Google swears it’s not trying to kill journalism, but many of its latest projects seem geared toward that end. Google is paying five-figure sums to small publishers asking them to test out a generative AI platform geared toward newsrooms. News outlets are asked to publish three of these AI-assisted articles a day, in exchange for sending analytics and feedback to Google, according to a report from Adweek on Tuesday.
“The experimental tool is being responsibly designed to help small, local publishers produce high quality journalism using factual content from public data sources,” said Google spokesperson Meghann Farnsworth in a statement to Gizmodo. Google emphasizes these tools are not intended to replace the “essential role journalists have.”

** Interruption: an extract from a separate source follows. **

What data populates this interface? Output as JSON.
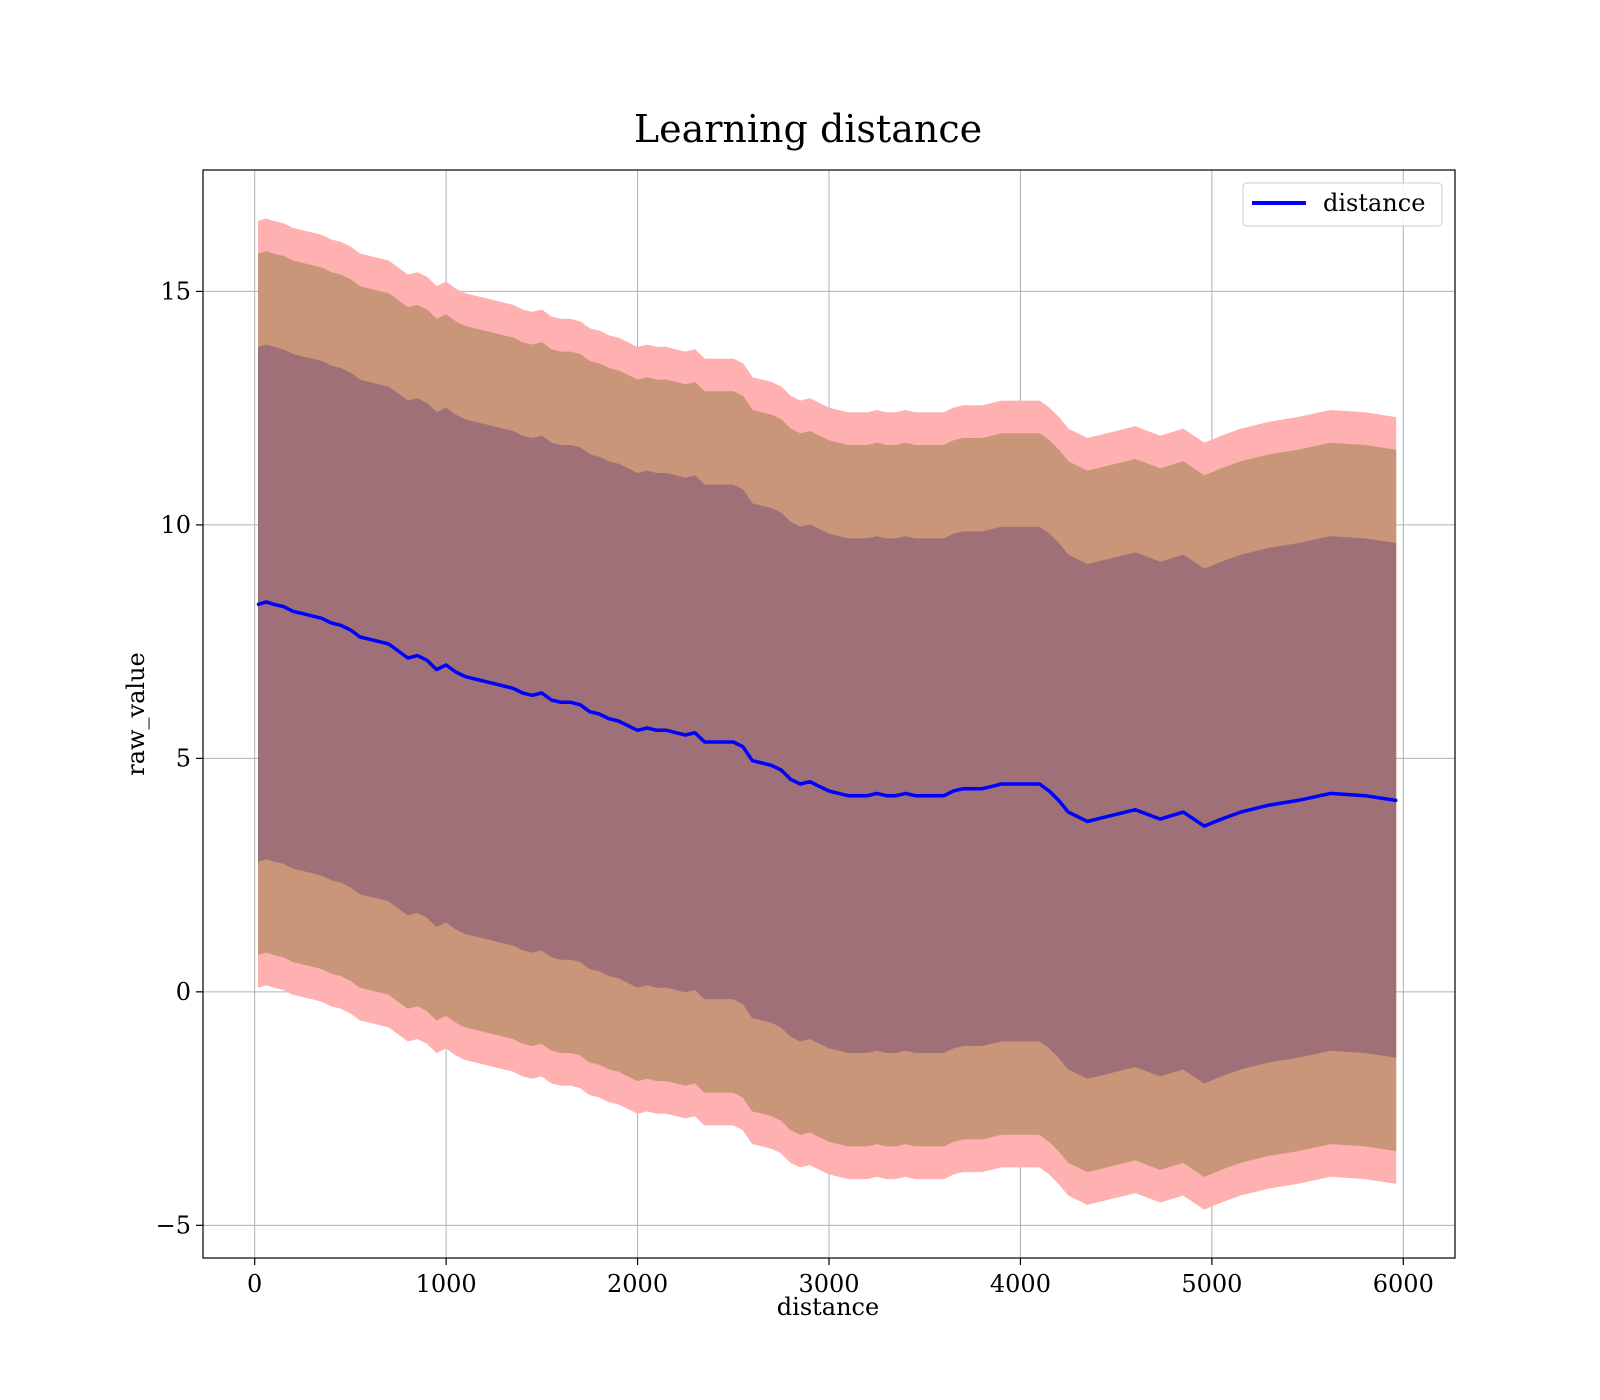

As the media industry is hammered by layoffs, struggling newsrooms would likely jump at Google’s offer. To reiterate, Google is paying newsrooms to supply them with free content. This is very different from how newsrooms usually get articles: paying journalists, usually five-figure sums. The test of Google’s unreleased AI platform is small but allegedly requires frequent use.
Google, and the rest of the internet, is slowly becoming filled with AI-generated slop. Researchers found that a “shocking” amount of the web, 57.1%, is already AI-translated garbage. Beloved blogs like “The Hairpin” are being turned into AI clickbait farms under the guise of reputable brands. It’s a side effect of AI being injected into everything, and Google is leading the effort.
Publishers must use the generative AI platform to produce and publish three articles a day, one newsletter per week, and one marketing campaign per month, according to Adweek. Google’s platform works by aggregating content from a human-curated list of websites into a dashboard. With the click of a button, a human editor can use the Gen AI tool to create news articles out of any new post on the dashboard. Then the human editor edits the articles for clarity before publishing.
Google is essentially showing media executives exactly how AI could replace entry-level journalists, and it’s paying them to use its demo. Google did its best to make this a no-brainer for struggling media companies, which is most of them.
The use of this tool reportedly does not require publishers to label these articles as being AI-generated. Google notes the tool is not being used to republish other outlets’ work.
Google came under fire for testing out a version of Google Search with no News tab last week. The search engine also has seen a rise in AI-generated content on Google News, as called out by 404 Media in January.
Google has benefited significantly from journalism over the last 20 years, as news articles populate its search engine with reliable information. Now the company is giving something back, by paying journalists to use AI to replace them.